1931-08-05 Maxie Rosenbloom w pts 15 Jimmy Slattery, Ebbets Field, Brooklyn, NYC, New York, USA - WORLD
1931-08-05 Maxie Rosenbloom w pts 15 Jimmy Slattery, Ebbets Field, Brooklyn, NYC, New York, USA - WORLD. Referee: William McPartland. Slapping and cuffing his way through the bout Rosenbloom (171½) met with little resistance from Slattery (170½) despite his title being on the line. He even landed the better quality punches. The longer the contest went the more boring it became, and the unanimous decision in Rosenbloom’s favour was a formality. With four victories over Rosenbloom from a possible six Slattery was expected to do a lot better, but having failed to produce he retired five fights later.
On 14 September, at The Coliseum, Des Moines, Iowa, Rosenbloom gained a ten-round press decision over Owen Phelps in a fight that was listed in The Ring magazine as a title bout, but was reported by the Des Moines Register to be a catchweight contest with both men weighing in above 175lbs.
A few hours later at the NBA convention held on 14-16 September, the Association withdrew recognition from Rosenbloom and set up an eliminating series in Chicago, Illinois to find a new champion. The move, generally felt to have been a political one, saw the NBA suffer much ridicule at the hands of The Ring magazine and the press, especially as Rosenbloom had defended against Slattery just six weeks earlier. However, in defence of the NBA, Rosenbloom appeared to be ignoring the top-rated George Manley, who had twice outpointed him on 30 April and 22 July in ten-round non-title bouts at Stockyards Stadium, Denver, Colorado. Thus, it was strange that Manley’s name was not among the applications that were eventually received and accepted, namely Phelps, Bob Olin, George Nichols, Lou Scozza, Abie Bain, Dave Maier, Harry Ebbets, Willie Oster, Billy Jones, Baxter Calmes, Mario Campi, Tiger Roy Williams, Clyde Chastain, Humberto Curi, Larry Johnson, Rosy Rosales, Russ Rowsey, Harry Fuller, Tait Littman, Battling Bozo, Pret Ferrar, Roscoe Manning, Buddy McArthur, Willie Bush, Don Petrin and Charley Belanger.
Nevertheless, with 26 men entered the first series started at The Stadium on 11 December with five contests scheduled for eight rounds apiece, resulting in Ebbets (w pts 8 Oster), Jones (w pts 8 Phelps), Calmes (w co 3 Campi), Maier (w pts 8 Williams) and Chastain (w pts 8 Curi) making it to the next round.
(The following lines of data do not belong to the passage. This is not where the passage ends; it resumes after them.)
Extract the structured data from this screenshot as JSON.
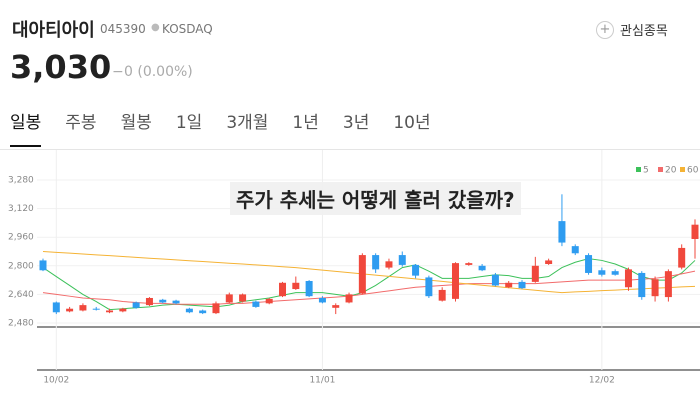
{
  "header": {
    "name": "대아티아이",
    "code": "045390",
    "market": "KOSDAQ",
    "price": "3,030",
    "change_symbol": "−",
    "change": "0 (0.00%)",
    "watch_button": "관심종목"
  },
  "tabs": [
    "일봉",
    "주봉",
    "월봉",
    "1일",
    "3개월",
    "1년",
    "3년",
    "10년"
  ],
  "chart_data": {
    "type": "candlestick",
    "title": "주가 추세는 어떻게 흘러 갔을까?",
    "categories": [
      null,
      "10/02",
      null,
      null,
      null,
      null,
      null,
      null,
      null,
      null,
      null,
      null,
      null,
      null,
      null,
      null,
      null,
      null,
      null,
      null,
      null,
      "11/01",
      null,
      null,
      null,
      null,
      null,
      null,
      null,
      null,
      null,
      null,
      null,
      null,
      null,
      null,
      null,
      null,
      null,
      null,
      null,
      null,
      "12/02",
      null,
      null,
      null,
      null,
      null,
      null,
      null
    ],
    "open": [
      2830,
      2595,
      2545,
      2550,
      2560,
      2540,
      2545,
      2595,
      2580,
      2610,
      2605,
      2560,
      2550,
      2535,
      2595,
      2600,
      2600,
      2590,
      2630,
      2670,
      2715,
      2620,
      2565,
      2595,
      2645,
      2860,
      2790,
      2860,
      2805,
      2735,
      2605,
      2615,
      2805,
      2800,
      2750,
      2680,
      2710,
      2710,
      2810,
      3050,
      2910,
      2860,
      2775,
      2770,
      2680,
      2760,
      2630,
      2625,
      2790,
      2950
    ],
    "high": [
      2840,
      2600,
      2570,
      2590,
      2570,
      2560,
      2565,
      2600,
      2625,
      2615,
      2610,
      2565,
      2555,
      2600,
      2650,
      2645,
      2605,
      2620,
      2710,
      2740,
      2720,
      2630,
      2590,
      2650,
      2870,
      2870,
      2840,
      2880,
      2810,
      2745,
      2680,
      2820,
      2820,
      2810,
      2760,
      2715,
      2720,
      2850,
      2840,
      3200,
      2920,
      2870,
      2790,
      2780,
      2790,
      2770,
      2740,
      2780,
      2920,
      3060
    ],
    "low": [
      2770,
      2530,
      2540,
      2545,
      2550,
      2535,
      2540,
      2560,
      2575,
      2590,
      2585,
      2535,
      2530,
      2530,
      2590,
      2595,
      2565,
      2585,
      2625,
      2665,
      2625,
      2590,
      2530,
      2590,
      2640,
      2760,
      2780,
      2795,
      2730,
      2620,
      2600,
      2600,
      2800,
      2770,
      2685,
      2675,
      2670,
      2705,
      2805,
      2910,
      2860,
      2750,
      2740,
      2745,
      2660,
      2610,
      2600,
      2600,
      2780,
      2840
    ],
    "close": [
      2775,
      2540,
      2560,
      2580,
      2555,
      2550,
      2560,
      2565,
      2620,
      2595,
      2590,
      2540,
      2535,
      2590,
      2640,
      2640,
      2570,
      2615,
      2705,
      2705,
      2630,
      2595,
      2580,
      2640,
      2860,
      2780,
      2825,
      2805,
      2745,
      2630,
      2665,
      2815,
      2815,
      2775,
      2690,
      2705,
      2675,
      2800,
      2830,
      2930,
      2870,
      2760,
      2750,
      2750,
      2780,
      2625,
      2725,
      2770,
      2900,
      3030
    ],
    "up_color": "#f0483c",
    "down_color": "#2e9cf0",
    "series": [
      {
        "name": "5",
        "color": "#3cc15a",
        "values": [
          2790,
          2740,
          2690,
          2640,
          2600,
          2555,
          2560,
          2565,
          2570,
          2580,
          2585,
          2580,
          2575,
          2570,
          2580,
          2600,
          2610,
          2620,
          2635,
          2650,
          2650,
          2650,
          2640,
          2630,
          2650,
          2690,
          2740,
          2790,
          2805,
          2770,
          2730,
          2730,
          2730,
          2740,
          2750,
          2745,
          2730,
          2730,
          2740,
          2790,
          2820,
          2840,
          2830,
          2810,
          2780,
          2740,
          2720,
          2720,
          2760,
          2830
        ]
      },
      {
        "name": "20",
        "color": "#f26b6b",
        "values": [
          2650,
          2640,
          2630,
          2620,
          2615,
          2610,
          2600,
          2595,
          2590,
          2590,
          2585,
          2585,
          2585,
          2585,
          2590,
          2590,
          2595,
          2600,
          2605,
          2610,
          2615,
          2620,
          2625,
          2630,
          2640,
          2650,
          2660,
          2670,
          2680,
          2685,
          2690,
          2695,
          2700,
          2700,
          2700,
          2700,
          2700,
          2700,
          2705,
          2710,
          2715,
          2720,
          2720,
          2720,
          2720,
          2725,
          2730,
          2740,
          2755,
          2770
        ]
      },
      {
        "name": "60",
        "color": "#f5b335",
        "values": [
          2880,
          2875,
          2871,
          2866,
          2861,
          2857,
          2852,
          2847,
          2842,
          2838,
          2833,
          2828,
          2824,
          2819,
          2814,
          2810,
          2805,
          2800,
          2795,
          2790,
          2783,
          2776,
          2769,
          2762,
          2755,
          2748,
          2741,
          2734,
          2727,
          2720,
          2713,
          2705,
          2698,
          2691,
          2684,
          2677,
          2670,
          2663,
          2656,
          2650,
          2654,
          2657,
          2661,
          2664,
          2668,
          2671,
          2675,
          2678,
          2682,
          2685
        ]
      }
    ],
    "ylim": [
      2480,
      3280
    ],
    "yticks": [
      {
        "value": 2480,
        "label": "2,480"
      },
      {
        "value": 2640,
        "label": "2,640"
      },
      {
        "value": 2800,
        "label": "2,800"
      },
      {
        "value": 2960,
        "label": "2,960"
      },
      {
        "value": 3120,
        "label": "3,120"
      },
      {
        "value": 3280,
        "label": "3,280"
      }
    ],
    "grid": true
  }
}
Next came six further first-round contests on 18 December that saw Johnson (w rsc 2 Rosales), Olin (w co 4 Littman), Bain (w pts 8 Fuller), Scozza (w co 2 Rowsey), Bozo (w pts 8 Ferrar) and Manning (w co 1 McArthur) all winning through.
It is difficult to know exactly how the NBA arrived at the last eight, but I have made certain assumptions based on the remaining contests. To finalise the first series, Nichols (w rsc 5 Petrin) and Belanger (w pts 8 Bush) won through on 30 December. Then, with Ebbets withdrawing injured, Jones (w pts 10 Johnson), Calmes (w pts 10 Manning) and Olin (w pts 10 Chastain) made it through the second series on the same date while Nichols (w pts 10 Belanger) joined them on 15 January, along with Scozza, Bozo, Maier and Bain, who received byes. Having drawn a bye at this stage of the tournament, allowed Maier to take time out to record a ten-round non-title points win over Rosenbloom at the Auditorium, Milwaukee, Wisconsin on 1 January 1932, prior to coming back into the quarter-final action on 15 January and eliminating Bain (w co 1). On the same day Calmes beat Olin (w pts 10), before Jones (w rsc 9 Bozo) and Nichols (w pts 10 Scozza) came through unscathed on 28 January to join him and Maier in the last four.
With Calmes seeking a match against Rosenbloom on 12 February he was released from the competition, leaving Maier with a bye, while Nichols outpointed Jones over ten rounds on 18 February to reach the final. Strangely, the Chicago Tribune reported that Calmes was due to meet Ebbets in the semi-final leg when it had to be Maier, although the statement could have meant the pair meeting for the right to fight the latter.